4:Deprem(seizma)
Depremler oluşumlarına göre üç gruba ayrılır:
Volkanik depremler: Etki alanları oldukça sınırlı olan bu depremler faaliyetini devam ettiren volkanların etrafında görülür. Bu depremlerin oluşması volkanik püskürmelere bağlıdır.
Çöküntü depremleri: Mağara, tünel ve galeri gibi yer altı boşluklarının tavanlarının çökmesiyle oluşan depremlerdir. Bu tür depremler karstik araziler gibi yer altı boşluklarının yaygın olduğu sahalarda görülür. Bu depremlerin de etki alanları ve enerjileri azdır.
Tektonik depremler: Yeryüzüdeki depremlerin tamamına yakını (% 99) bu tür depremlerdir. Yer kabuğu levhalarının hareketi sırasında, Yer’in derinliklerinde oluşan basınçlar ve gerilimler sonucunda oluşan kırık hatları (fay) boyunca görülen depremlerdir.
Depremin enerjisinin ortaya çıktığı Yer’in derinliklerindeki merkeze iç merkez (hiposantr); bu merkezin yeryüzüne dikey olarak ulaştığı merkezine ise dış merkez (episantr) adı verilir. Depremler belirli aralıklarla oluşur.
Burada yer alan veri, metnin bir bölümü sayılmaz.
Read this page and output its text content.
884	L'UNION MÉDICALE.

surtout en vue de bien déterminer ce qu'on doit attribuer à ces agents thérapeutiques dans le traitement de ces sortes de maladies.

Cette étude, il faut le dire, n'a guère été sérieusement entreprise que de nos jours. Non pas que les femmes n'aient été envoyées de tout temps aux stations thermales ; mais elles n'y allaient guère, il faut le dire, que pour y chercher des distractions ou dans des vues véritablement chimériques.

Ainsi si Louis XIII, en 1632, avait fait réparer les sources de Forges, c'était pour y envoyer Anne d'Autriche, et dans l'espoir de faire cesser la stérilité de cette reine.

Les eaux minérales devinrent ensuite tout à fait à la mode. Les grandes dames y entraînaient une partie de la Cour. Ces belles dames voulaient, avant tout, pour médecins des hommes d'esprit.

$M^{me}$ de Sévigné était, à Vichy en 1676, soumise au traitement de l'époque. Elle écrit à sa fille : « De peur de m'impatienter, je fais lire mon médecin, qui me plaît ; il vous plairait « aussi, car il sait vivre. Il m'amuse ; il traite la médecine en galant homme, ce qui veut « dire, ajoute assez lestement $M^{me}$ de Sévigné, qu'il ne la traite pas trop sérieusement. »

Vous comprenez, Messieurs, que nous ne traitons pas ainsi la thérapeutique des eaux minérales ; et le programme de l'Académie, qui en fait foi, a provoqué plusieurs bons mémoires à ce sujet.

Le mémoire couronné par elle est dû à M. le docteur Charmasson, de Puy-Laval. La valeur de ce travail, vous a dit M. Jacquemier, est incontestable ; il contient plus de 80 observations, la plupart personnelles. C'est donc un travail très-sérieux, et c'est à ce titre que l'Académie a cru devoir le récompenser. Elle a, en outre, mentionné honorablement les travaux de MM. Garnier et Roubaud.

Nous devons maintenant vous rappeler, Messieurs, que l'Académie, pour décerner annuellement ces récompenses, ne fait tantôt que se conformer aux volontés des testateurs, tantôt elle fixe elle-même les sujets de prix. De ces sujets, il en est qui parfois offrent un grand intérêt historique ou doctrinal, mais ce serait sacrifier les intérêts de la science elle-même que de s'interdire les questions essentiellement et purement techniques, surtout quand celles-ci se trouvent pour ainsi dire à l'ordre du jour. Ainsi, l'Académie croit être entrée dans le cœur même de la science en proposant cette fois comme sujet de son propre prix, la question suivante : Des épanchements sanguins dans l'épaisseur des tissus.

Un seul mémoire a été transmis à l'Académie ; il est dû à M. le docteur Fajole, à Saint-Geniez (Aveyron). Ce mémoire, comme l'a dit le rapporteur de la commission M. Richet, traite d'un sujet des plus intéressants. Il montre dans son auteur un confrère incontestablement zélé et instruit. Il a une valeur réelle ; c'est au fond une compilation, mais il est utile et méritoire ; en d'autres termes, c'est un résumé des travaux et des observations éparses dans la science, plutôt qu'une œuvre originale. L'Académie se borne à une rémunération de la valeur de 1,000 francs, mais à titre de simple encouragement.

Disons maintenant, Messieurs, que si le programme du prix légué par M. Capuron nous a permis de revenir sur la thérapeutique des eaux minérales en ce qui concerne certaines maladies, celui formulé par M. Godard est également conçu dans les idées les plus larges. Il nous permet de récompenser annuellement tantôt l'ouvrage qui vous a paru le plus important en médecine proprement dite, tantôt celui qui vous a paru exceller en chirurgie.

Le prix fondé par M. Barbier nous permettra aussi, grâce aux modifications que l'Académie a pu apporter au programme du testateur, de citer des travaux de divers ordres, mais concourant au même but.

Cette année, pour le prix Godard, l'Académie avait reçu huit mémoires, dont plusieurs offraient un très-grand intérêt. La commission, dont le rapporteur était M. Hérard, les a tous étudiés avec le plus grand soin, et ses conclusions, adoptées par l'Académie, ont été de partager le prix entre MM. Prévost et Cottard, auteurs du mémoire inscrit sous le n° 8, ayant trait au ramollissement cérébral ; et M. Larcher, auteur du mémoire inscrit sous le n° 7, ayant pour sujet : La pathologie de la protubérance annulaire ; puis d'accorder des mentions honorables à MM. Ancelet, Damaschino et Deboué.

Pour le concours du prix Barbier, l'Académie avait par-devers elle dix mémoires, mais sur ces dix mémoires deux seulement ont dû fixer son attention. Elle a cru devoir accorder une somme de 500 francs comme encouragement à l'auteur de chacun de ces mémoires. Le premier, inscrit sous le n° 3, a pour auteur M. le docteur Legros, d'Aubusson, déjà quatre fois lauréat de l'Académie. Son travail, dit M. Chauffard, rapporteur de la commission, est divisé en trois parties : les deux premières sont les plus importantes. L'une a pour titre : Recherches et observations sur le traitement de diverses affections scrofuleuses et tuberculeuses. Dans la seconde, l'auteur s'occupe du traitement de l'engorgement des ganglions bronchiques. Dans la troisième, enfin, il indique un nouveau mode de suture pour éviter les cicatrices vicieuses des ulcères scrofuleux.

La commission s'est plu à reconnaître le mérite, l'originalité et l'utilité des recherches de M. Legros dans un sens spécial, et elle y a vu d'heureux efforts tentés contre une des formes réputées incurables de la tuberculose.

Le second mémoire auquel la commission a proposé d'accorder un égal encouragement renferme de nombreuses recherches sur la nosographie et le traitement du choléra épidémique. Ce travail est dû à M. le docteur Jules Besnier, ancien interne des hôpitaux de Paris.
Depremin etkisi iç merkezde çevreye doğru adetâ suya atılan taşın oluşturduğu titreşim dalgaları gibi dalgalar hâlinde yayılır. Deprem dalgalarının aynı şiddette olduğu noktaların birleşmesiyle elde edilen eğrilere eş deprem eğrisi (izoseist) adı verilir.
Deprem olaylarını inceleyen bilim dalına sismoloji adı verilir. Deprem dalgalarını ölçen ve kaydeden aletlere ise sismograf adı verilir. Depremin insanlar, yapılar ve arazi üzerindeki etkisinin ölçüsü depremin şiddeti olarak tanımlanır. Bu şiddeti belirlemek amacıyla hazırlanan ölçeklerde en önemlisi Mercalli – Sieberg ölçeğidir. Bu ölçekte depremin şiddeti 1 ile 12 arasında derecelendirilmiştir. Günümüzde ise depremin şiddeti çevredeki gözlemlere göre değil, depremin merkezinden boşalan enerji miktarına göre ölçülmektedir. Rihcter ölçeği olarak bilinen bu yöntemde depremin büyüklüğü (magnitüdü) 1,5 – 8,9 arasındaki değerlerle tanımlanmaktadır. Türkiye’de deprem ile ilgili ölçümler, İstanbul’da yer alan Kandilli Rasathanesi‘nde yapılmaktadır.
Yeryüzünde depremlerin dağılışı ile fay hatlarının dağılışı az çok paralellik gösterir. Dünya’daki başlıca deprem kuşakları; Büyük okyanus çevresi, Alp – Himalaya kıvrım sistemi, Akdeniz çevresi ve Atlas okyanusu ortasındaki sırttır. Okyanus tabanlarında meydana gelen depremlerin etkisiyle dev dalgalar oluşabilmektedir. Tsunami adı verilen bu dalgalar kıyılardan kara içlerine kadar ilerleyerek büyük hasarlara, can va mal kayıplarına neden olabilmektedir.